We need to be careful though, I'm assuming there are plenty of tools(perhaps ours as well) that expect the current behavior. Maybe it should be left for 10.0?

comment:13 by Dimitar Misev, 8 years ago

Ok so subsetting should be restricted to the sdom, i.e. in this case it would result in 3. This is the case in SQL/MDA as well.

In the implementation of rasdaman it's restricted up to intersecting with the sdom (although it's buggy so instead of 1. as I would expect, it prints 2.). So if we are to change the ql-guide then this should definitely be left for v10.

comment:14 by Peter Baumann, 8 years ago

yes, makes sense to me. Let's do this.

comment:15 by Dimitar Misev, 7 years ago

Cc: Alex Dumitru removed
Owner: changed from Dimitar Misev to bbell

I'm reassigning this ticket to Brennan. The first step is to specify a comprehensive test that will cover all (or most at least) theoretically possible variations, including erroneous cases.

Attached is a patch I've started working on sometime ago, that also contains a bunch of tests. It could be a good starting point.
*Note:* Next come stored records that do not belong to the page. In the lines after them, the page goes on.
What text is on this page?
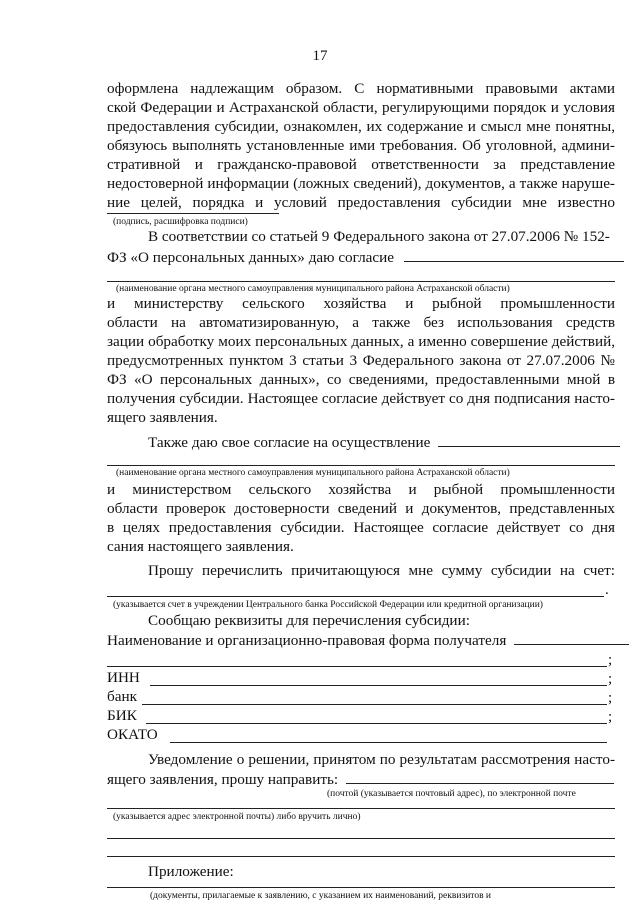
17
оформлена надлежащим образом. С нормативными правовыми актами
ской Федерации и Астраханской области, регулирующими порядок и условия
предоставления субсидии, ознакомлен, их содержание и смысл мне понятны,
обязуюсь выполнять установленные ими требования. Об уголовной, админи-
стративной и гражданско-правовой ответственности за представление
недостоверной информации (ложных сведений), документов, а также наруше-
ние целей, порядка и условий предоставления субсидии мне известно
(подпись, расшифровка подписи)
В соответствии со статьей 9 Федерального закона от 27.07.2006 № 152-
ФЗ «О персональных данных» даю согласие
(наименование органа местного самоуправления муниципального района Астраханской области)
и министерству сельского хозяйства и рыбной промышленности
области на автоматизированную, а также без использования средств
зации обработку моих персональных данных, а именно совершение действий,
предусмотренных пунктом 3 статьи 3 Федерального закона от 27.07.2006 №
ФЗ «О персональных данных», со сведениями, предоставленными мной в
получения субсидии. Настоящее согласие действует со дня подписания насто-
ящего заявления.
Также даю свое согласие на осуществление
(наименование органа местного самоуправления муниципального района Астраханской области)
и министерством сельского хозяйства и рыбной промышленности
области проверок достоверности сведений и документов, представленных
в целях предоставления субсидии. Настоящее согласие действует со дня
сания настоящего заявления.
Прошу перечислить причитающуюся мне сумму субсидии на счет:
.
(указывается счет в учреждении Центрального банка Российской Федерации или кредитной организации)
Сообщаю реквизиты для перечисления субсидии:
Наименование и организационно-правовая форма получателя
;
ИНН	;
банк	;
БИК	;
ОКАТО
Уведомление о решении, принятом по результатам рассмотрения насто-
ящего заявления, прошу направить:
(почтой (указывается почтовый адрес), по электронной почте
(указывается адрес электронной почты) либо вручить лично)
Приложение:
(документы, прилагаемые к заявлению, с указанием их наименований, реквизитов и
by Dimitar Misev, 7 years ago

incomplete patch addressing this ticket

comment:16 by Dimitar Misev, 7 years ago

Milestone: 9.1.x10.0
Priority: criticalmajor

comment:17 by Peter Baumann, 7 years ago

FYI, the original idea was:

  • have a convenient shorthand notation which is safe against domain mismatch; these are the brackets.
  • have a general, different function which permits freedom of partial overlaps etc; we called it extend().

comment:18 by bbell, 7 years ago

I added a handful of tests in a recent patch which illustrate the sdom inconsistencies.

Current known_fails: requests where the sought-after sdom coordinates are not a subset of the existing spatial coordinates SHOULD throw an exception, but at the moment, they simply return the intersection. In case the intersection would be empty, the completely-out-of-bounds sdom is returned.

Last edited 7 years ago by bbell (previous) (diff)

comment:19 by Dimitar Misev, 5 years ago

To summarize: subsetting needs to conform with SQL/MDA, i.e. the subset must be within the array sdom.

Anything else, e.g. intersection or outside of the array sdom is an exception: "subset S not within array domain D".

This is also in line with the *: if subsetting would be allowed to extend out of the sdom, then suddenly the * becomes generally not well-defined.

comment:20 by Dimitar Misev, 5 years ago

Description: modified (diff)
Owner: changed from bbell to apercov

comment:21 by apercov, 5 years ago

Status: assignedaccepted

comment:22 by Dimitar Misev, 5 years ago

Resolution: fixed
Status: acceptedclosed
Note: See TracTickets for help on using tickets.